Amostras representativas — Dados, 14–17 anos
Como aprender sobre um grupo grande estudando um grupo mais pequeno, escolhido de forma justa.
A ideia
Uma amostra é um grupo mais pequeno, escolhido para nos dizer algo sobre um grupo maior, chamado população. Só é útil quando se parece com essa população nos aspectos importantes. Perguntar a 100 alunos escolhidos ao acaso pode dizer mais sobre uma escola do que perguntar aos primeiros 100 junto de uma única porta.
Porque precisamos dela
Normalmente não podemos perguntar a todas as pessoas, medir todas as árvores ou testar todos os produtos: demoraria demasiado, custaria muito ou causaria danos. A amostragem resolve este problema usando uma parte da população que seja possível estudar. A dificuldade é que uma amostra mal escolhida pode dar uma resposta com ar preciso, mas ainda assim tendenciosa.
Exemplo resolvido
Uma escola tem 800 alunos e quer estimar quantos vão de bicicleta. Primeiro, numeram-se os 800 nomes. Depois, escolhem-se 80 ao acaso, em vez de escolher amigos ou pessoas junto dos suportes para bicicletas.

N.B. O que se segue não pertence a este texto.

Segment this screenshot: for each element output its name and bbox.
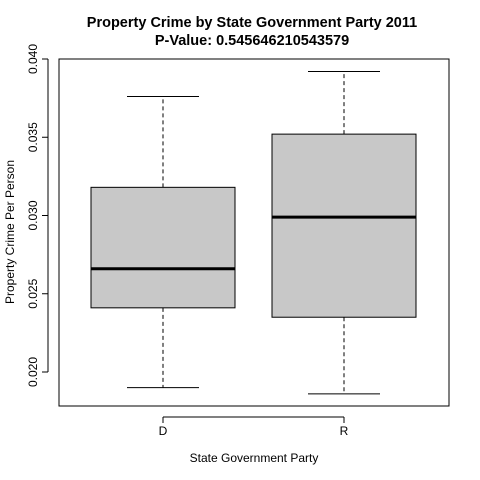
y-tick-label: 0.025 [26,278,40,308]
y-tick-label: 0.035 [26,122,40,152]
box-d [90,186,236,309]
x-axis-label: State Government Party [190,451,319,465]
plot-area: 0.020 0.025 0.030 0.035 0.040 D R [26,44,417,438]
y-axis-label: Property Crime Per Person [3,160,17,304]
chart-title: Property Crime by State Government Party… [87,15,417,31]
x-tick-label: R [340,424,349,438]
chart-subtitle: P-Value: 0.545646210543579 [155,33,349,49]
y-tick-label: 0.030 [26,200,40,230]
y-tick-label: 0.040 [26,44,40,74]
y-tick-label: 0.020 [26,357,40,387]
plot-frame [58,58,450,407]
box-r [271,133,417,318]
x-tick-label: D [159,424,168,438]
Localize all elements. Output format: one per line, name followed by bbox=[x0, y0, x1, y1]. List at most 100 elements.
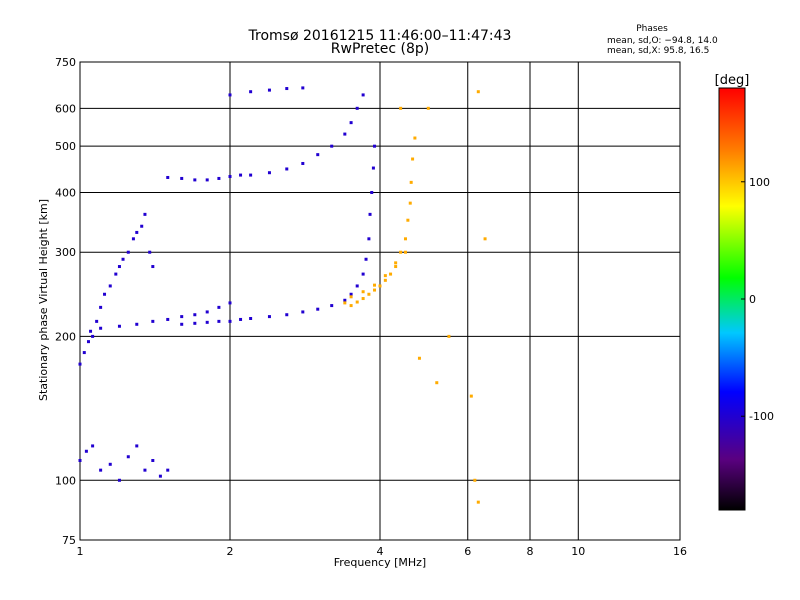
data-point bbox=[371, 166, 375, 170]
data-point bbox=[355, 300, 359, 304]
data-point bbox=[193, 178, 197, 182]
data-point bbox=[158, 474, 162, 478]
data-point bbox=[285, 87, 289, 91]
data-point bbox=[121, 257, 125, 261]
data-point bbox=[135, 322, 139, 326]
data-point bbox=[117, 265, 121, 269]
data-point bbox=[78, 362, 82, 366]
y-tick-label: 500 bbox=[55, 140, 76, 153]
data-point bbox=[394, 265, 398, 269]
data-point bbox=[239, 317, 243, 321]
grid-lines bbox=[80, 62, 680, 540]
colorbar-ticks: 100 0 -100 bbox=[741, 176, 774, 423]
data-point bbox=[143, 212, 147, 216]
data-point bbox=[126, 455, 130, 459]
data-point bbox=[373, 283, 377, 287]
data-point bbox=[389, 272, 393, 276]
stats-o: mean, sd,O: −94.8, 14.0 bbox=[607, 36, 718, 46]
data-point bbox=[383, 274, 387, 278]
data-point bbox=[239, 173, 243, 177]
data-point bbox=[476, 90, 480, 94]
chart-title: Tromsø 20161215 11:46:00–11:47:43 bbox=[248, 28, 512, 44]
data-point bbox=[483, 237, 487, 241]
data-point bbox=[205, 310, 209, 314]
data-point bbox=[417, 356, 421, 360]
data-point bbox=[193, 321, 197, 325]
data-point bbox=[301, 86, 305, 90]
data-point bbox=[399, 106, 403, 110]
chart-subtitle: RwPretec (8p) bbox=[331, 41, 429, 57]
data-point bbox=[343, 298, 347, 302]
data-point bbox=[267, 88, 271, 92]
y-tick-label: 200 bbox=[55, 330, 76, 343]
x-tick-label: 16 bbox=[673, 545, 687, 558]
stats-title: Phases bbox=[636, 24, 668, 34]
data-points bbox=[78, 86, 487, 504]
data-point bbox=[435, 381, 439, 385]
data-point bbox=[180, 315, 184, 319]
data-point bbox=[447, 334, 451, 338]
data-point bbox=[166, 468, 170, 472]
data-point bbox=[409, 180, 413, 184]
data-point bbox=[205, 178, 209, 182]
data-point bbox=[355, 284, 359, 288]
data-point bbox=[301, 310, 305, 314]
data-point bbox=[285, 167, 289, 171]
data-point bbox=[349, 121, 353, 125]
data-point bbox=[228, 175, 232, 179]
data-point bbox=[114, 272, 118, 276]
data-point bbox=[91, 444, 95, 448]
data-point bbox=[285, 313, 289, 317]
data-point bbox=[126, 250, 130, 254]
data-point bbox=[140, 224, 144, 228]
data-point bbox=[108, 284, 112, 288]
data-point bbox=[364, 257, 368, 261]
data-point bbox=[151, 265, 155, 269]
data-point bbox=[249, 316, 253, 320]
data-point bbox=[411, 157, 415, 161]
data-point bbox=[368, 212, 372, 216]
data-point bbox=[151, 458, 155, 462]
data-point bbox=[103, 292, 107, 296]
data-point bbox=[316, 307, 320, 311]
data-point bbox=[249, 173, 253, 177]
data-point bbox=[301, 161, 305, 165]
data-point bbox=[373, 288, 377, 292]
data-point bbox=[217, 176, 221, 180]
data-point bbox=[135, 230, 139, 234]
data-point bbox=[108, 462, 112, 466]
y-tick-label: 400 bbox=[55, 186, 76, 199]
y-tick-label: 300 bbox=[55, 246, 76, 259]
data-point bbox=[89, 329, 93, 333]
data-point bbox=[151, 319, 155, 323]
data-point bbox=[99, 305, 103, 309]
x-tick-label: 6 bbox=[464, 545, 471, 558]
data-point bbox=[349, 304, 353, 308]
stats-x: mean, sd,X: 95.8, 16.5 bbox=[607, 46, 709, 56]
data-point bbox=[413, 136, 417, 140]
data-point bbox=[349, 292, 353, 296]
data-point bbox=[205, 320, 209, 324]
data-point bbox=[180, 322, 184, 326]
colorbar-tick-label: 0 bbox=[749, 293, 756, 306]
data-point bbox=[117, 324, 121, 328]
data-point bbox=[228, 301, 232, 305]
data-point bbox=[84, 449, 88, 453]
data-point bbox=[426, 106, 430, 110]
data-point bbox=[349, 295, 353, 299]
data-point bbox=[228, 93, 232, 97]
x-tick-label: 1 bbox=[77, 545, 84, 558]
data-point bbox=[143, 468, 147, 472]
y-axis-label: Stationary phase Virtual Height [km] bbox=[37, 199, 50, 401]
x-tick-label: 10 bbox=[571, 545, 585, 558]
data-point bbox=[180, 176, 184, 180]
data-point bbox=[228, 319, 232, 323]
data-point bbox=[193, 313, 197, 317]
colorbar bbox=[718, 87, 746, 511]
x-tick-label: 8 bbox=[527, 545, 534, 558]
data-point bbox=[95, 319, 99, 323]
data-point bbox=[355, 106, 359, 110]
data-point bbox=[403, 237, 407, 241]
data-point bbox=[86, 340, 90, 344]
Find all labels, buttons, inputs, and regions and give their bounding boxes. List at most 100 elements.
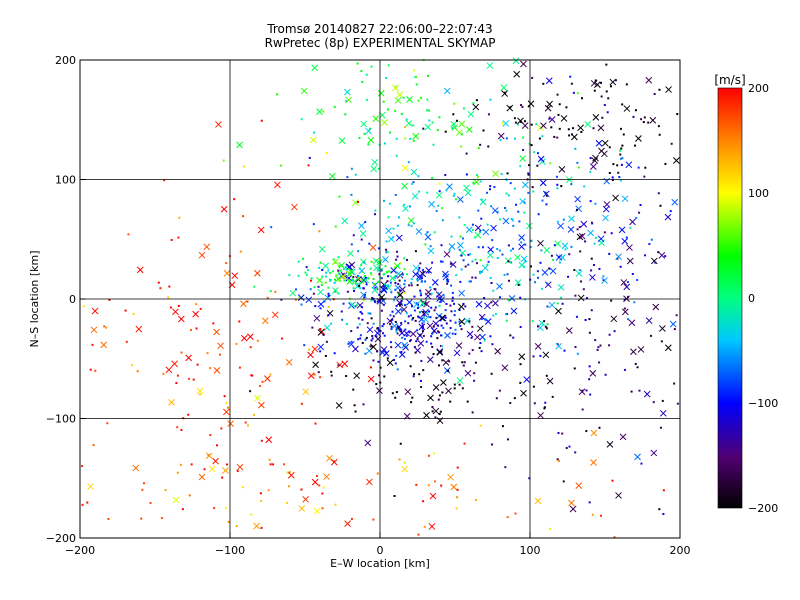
data-point-dot — [353, 289, 356, 292]
data-point-dot — [386, 357, 389, 360]
data-point-dot — [359, 337, 362, 340]
data-point-x — [412, 132, 420, 140]
data-point-dot — [574, 147, 577, 150]
data-point-dot — [675, 314, 678, 317]
data-point-dot — [425, 233, 428, 236]
data-point-x — [560, 115, 568, 122]
data-point-dot — [613, 330, 616, 333]
data-point-dot — [253, 413, 256, 416]
data-point-x — [376, 387, 383, 395]
data-point-dot — [331, 270, 334, 273]
data-point-dot — [648, 243, 651, 246]
data-point-x — [671, 198, 679, 206]
x-tick-label: −100 — [215, 544, 245, 557]
data-point-x — [377, 89, 385, 97]
data-point-dot — [519, 165, 522, 168]
data-point-dot — [605, 90, 608, 93]
data-point-dot — [427, 454, 430, 457]
data-point-dot — [269, 373, 272, 376]
data-point-x — [465, 126, 473, 133]
data-point-x — [445, 387, 452, 395]
data-point-dot — [447, 280, 450, 283]
data-point-dot — [471, 276, 474, 279]
data-point-dot — [490, 281, 493, 284]
data-point-dot — [442, 293, 445, 296]
data-point-x — [374, 329, 381, 337]
data-point-dot — [367, 143, 370, 146]
data-point-x — [215, 121, 222, 128]
data-point-dot — [405, 118, 408, 121]
data-point-x — [217, 342, 224, 350]
data-point-dot — [430, 342, 433, 345]
data-point-dot — [388, 131, 391, 134]
data-point-dot — [480, 217, 483, 220]
data-point-dot — [530, 239, 533, 242]
data-point-x — [501, 364, 509, 372]
data-point-dot — [361, 312, 364, 315]
data-point-x — [442, 270, 449, 278]
data-point-dot — [395, 354, 398, 357]
data-point-dot — [657, 251, 660, 254]
data-point-dot — [417, 99, 420, 102]
data-point-dot — [439, 344, 442, 347]
data-point-x — [317, 288, 324, 296]
data-point-dot — [452, 113, 455, 116]
data-point-dot — [322, 110, 325, 113]
data-point-dot — [342, 302, 345, 305]
data-point-dot — [568, 445, 571, 448]
data-point-dot — [658, 508, 661, 511]
data-point-x — [652, 303, 660, 311]
data-point-dot — [260, 499, 263, 502]
data-point-dot — [487, 260, 490, 263]
data-point-dot — [280, 298, 283, 301]
data-point-dot — [549, 162, 552, 165]
data-point-dot — [501, 425, 504, 428]
data-point-dot — [327, 294, 330, 297]
data-point-dot — [417, 533, 420, 536]
data-point-x — [336, 361, 344, 369]
data-point-dot — [414, 75, 417, 78]
data-point-dot — [456, 119, 459, 122]
data-point-dot — [345, 268, 348, 271]
data-point-dot — [438, 190, 441, 193]
data-point-dot — [514, 137, 517, 140]
data-point-dot — [634, 362, 637, 365]
data-point-x — [313, 314, 321, 322]
data-point-dot — [460, 268, 463, 271]
data-point-x — [423, 411, 430, 419]
data-point-dot — [416, 329, 419, 332]
data-point-x — [645, 317, 653, 325]
data-point-dot — [631, 272, 634, 275]
data-point-dot — [415, 340, 418, 343]
data-point-dot — [243, 165, 246, 168]
data-point-dot — [319, 350, 322, 353]
data-point-dot — [350, 243, 353, 246]
data-point-dot — [330, 374, 333, 377]
data-point-x — [394, 97, 402, 104]
data-point-x — [615, 492, 622, 499]
data-point-dot — [658, 133, 661, 136]
data-point-dot — [658, 88, 661, 91]
data-point-dot — [520, 120, 523, 123]
data-point-dot — [357, 277, 360, 280]
data-point-dot — [588, 331, 591, 334]
data-point-dot — [451, 299, 454, 302]
data-point-x — [400, 306, 408, 313]
data-point-dot — [409, 137, 412, 140]
data-point-x — [436, 349, 444, 356]
data-point-dot — [438, 331, 441, 334]
data-point-dot — [432, 330, 435, 333]
data-point-dot — [327, 292, 330, 295]
data-point-dot — [426, 98, 429, 101]
data-point-dot — [358, 136, 361, 139]
data-point-x — [395, 234, 403, 242]
data-point-x — [407, 217, 415, 224]
data-point-dot — [421, 268, 424, 271]
data-point-dot — [458, 248, 461, 251]
data-point-dot — [489, 98, 492, 101]
data-point-dot — [422, 334, 425, 337]
data-point-x — [612, 194, 619, 202]
data-point-dot — [413, 309, 416, 312]
data-point-dot — [370, 273, 373, 276]
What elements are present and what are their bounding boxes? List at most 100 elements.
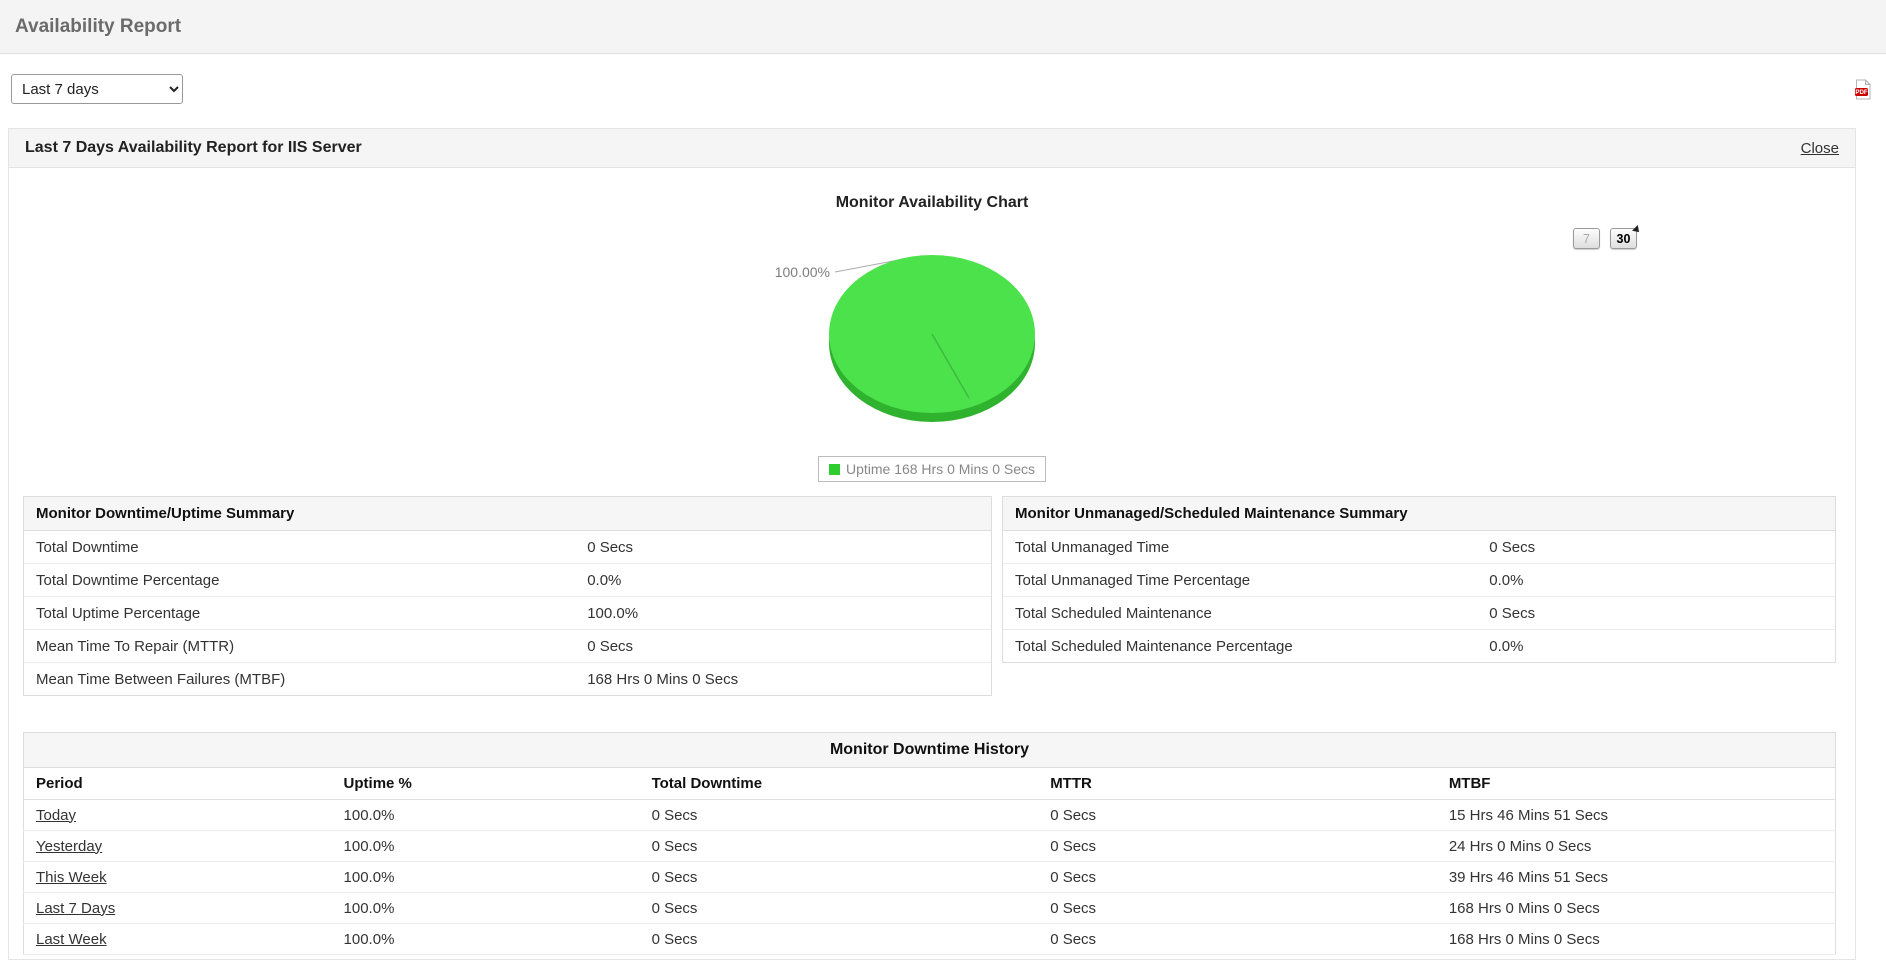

Se 24 dos 80 vão de bicicleta, a proporção da amostra é 24/80 = 30%. A estimativa para os 800 alunos é cerca de 30%, ou 240 alunos.
O erro comum
Um erro comum é pensar que uma amostra maior é automaticamente melhor. O tamanho conta, mas a escolha vem primeiro: perguntar a 1000 adeptos de futebol sobre toda a população pode ser menos útil do que perguntar a 100 pessoas escolhidas de forma justa. O erro é compreensível porque mais medições parecem mais provas, mas repetir um enviesamento não o torna justo.
Onde é usada
Os institutos de sondagens usam amostras para estimar opiniões antes de uma eleição, e as empresas usam-nas para testar se os clientes gostam de um produto. Os cientistas recolhem amostras de água dos rios ou do solo sem perturbar todo um ecossistema. O resultado é uma estimativa, não uma garantia; por isso, os relatórios devem explicar quem foi escolhido e qual pode ser a incerteza.